Das Problem der Menstruationsschmerzen ist auch deshalb für viele ein Tabu, weil wir genau spüren, es ist der deutlichste Spiegel für die Ungleichberechtigung und die andauernde patriarchal geprägte Gesellschaftsordnung. Es ist einfacher Frauen (oder sich selber) einzureden das es normal ist und Schmerzmittel zu nehmen, als die Reorganisation unserer gewohnten Welt anzugehen.

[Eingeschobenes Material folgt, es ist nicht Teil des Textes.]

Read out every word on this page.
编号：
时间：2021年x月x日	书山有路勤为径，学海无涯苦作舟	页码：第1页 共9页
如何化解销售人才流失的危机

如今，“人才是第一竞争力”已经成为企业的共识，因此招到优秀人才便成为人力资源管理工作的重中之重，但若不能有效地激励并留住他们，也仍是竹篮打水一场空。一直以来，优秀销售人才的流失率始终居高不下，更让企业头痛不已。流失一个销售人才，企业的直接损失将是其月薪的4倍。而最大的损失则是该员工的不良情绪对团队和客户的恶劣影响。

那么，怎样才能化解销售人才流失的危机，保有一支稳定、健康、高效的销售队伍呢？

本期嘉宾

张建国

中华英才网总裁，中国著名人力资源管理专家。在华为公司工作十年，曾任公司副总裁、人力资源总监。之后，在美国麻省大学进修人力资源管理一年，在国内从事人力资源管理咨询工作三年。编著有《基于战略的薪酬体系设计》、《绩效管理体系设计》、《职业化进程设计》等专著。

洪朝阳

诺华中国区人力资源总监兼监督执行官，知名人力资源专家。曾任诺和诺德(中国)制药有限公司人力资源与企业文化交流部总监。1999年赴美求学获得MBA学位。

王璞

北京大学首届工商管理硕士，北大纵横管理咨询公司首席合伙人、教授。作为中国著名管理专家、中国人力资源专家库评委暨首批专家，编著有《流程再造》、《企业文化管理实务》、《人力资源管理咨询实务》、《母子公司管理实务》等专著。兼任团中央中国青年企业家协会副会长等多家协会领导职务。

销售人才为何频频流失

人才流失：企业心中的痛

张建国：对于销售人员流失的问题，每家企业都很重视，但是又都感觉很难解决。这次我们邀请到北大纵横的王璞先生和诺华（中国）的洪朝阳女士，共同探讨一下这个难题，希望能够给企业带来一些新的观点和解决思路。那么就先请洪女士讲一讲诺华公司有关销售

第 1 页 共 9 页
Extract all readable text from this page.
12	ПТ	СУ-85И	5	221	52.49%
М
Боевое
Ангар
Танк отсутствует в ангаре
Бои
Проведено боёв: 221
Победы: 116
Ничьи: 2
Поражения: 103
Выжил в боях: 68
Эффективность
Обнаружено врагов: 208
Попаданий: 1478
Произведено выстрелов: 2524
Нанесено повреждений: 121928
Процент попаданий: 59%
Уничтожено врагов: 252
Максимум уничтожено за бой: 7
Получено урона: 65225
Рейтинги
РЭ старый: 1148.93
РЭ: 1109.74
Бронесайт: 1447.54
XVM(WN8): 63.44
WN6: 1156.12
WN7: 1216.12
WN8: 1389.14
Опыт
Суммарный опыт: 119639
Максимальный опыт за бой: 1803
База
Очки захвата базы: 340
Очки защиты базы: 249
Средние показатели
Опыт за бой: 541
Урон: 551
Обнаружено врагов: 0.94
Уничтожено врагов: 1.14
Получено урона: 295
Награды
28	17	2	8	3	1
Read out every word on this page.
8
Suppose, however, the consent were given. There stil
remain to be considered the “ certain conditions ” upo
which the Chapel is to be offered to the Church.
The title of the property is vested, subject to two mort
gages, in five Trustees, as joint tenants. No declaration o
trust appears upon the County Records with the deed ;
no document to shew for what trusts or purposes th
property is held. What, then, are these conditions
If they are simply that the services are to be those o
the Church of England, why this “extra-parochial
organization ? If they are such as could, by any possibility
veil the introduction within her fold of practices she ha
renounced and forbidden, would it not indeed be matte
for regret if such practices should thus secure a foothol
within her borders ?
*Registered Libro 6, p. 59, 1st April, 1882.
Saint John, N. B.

Was mich hier wieder positiv stimmt, sind die vielen Frauen die heute mutig eine andere Welt leben. Zum Beispiel Hera Zimmermann von Tings und Juan Periode, die als eine der ersten öffentlich in den Medien von ihrer Arbeitskultur, das Frauen mit Mensschmerzen problemlos frei nehmen oder im Home-Office arbeiten können berichtete und als Frau für Frauen Menstruationsprodukte entwickelt. Viele Frauen gründen heute um selbstbestimmter eigene Strukturen zu schaffen und sehr häufig finden wir eben genau in diesen Betrieben Ideen und Möglichkeiten, wie Produktivität und Lebensqualität vereinbar sind.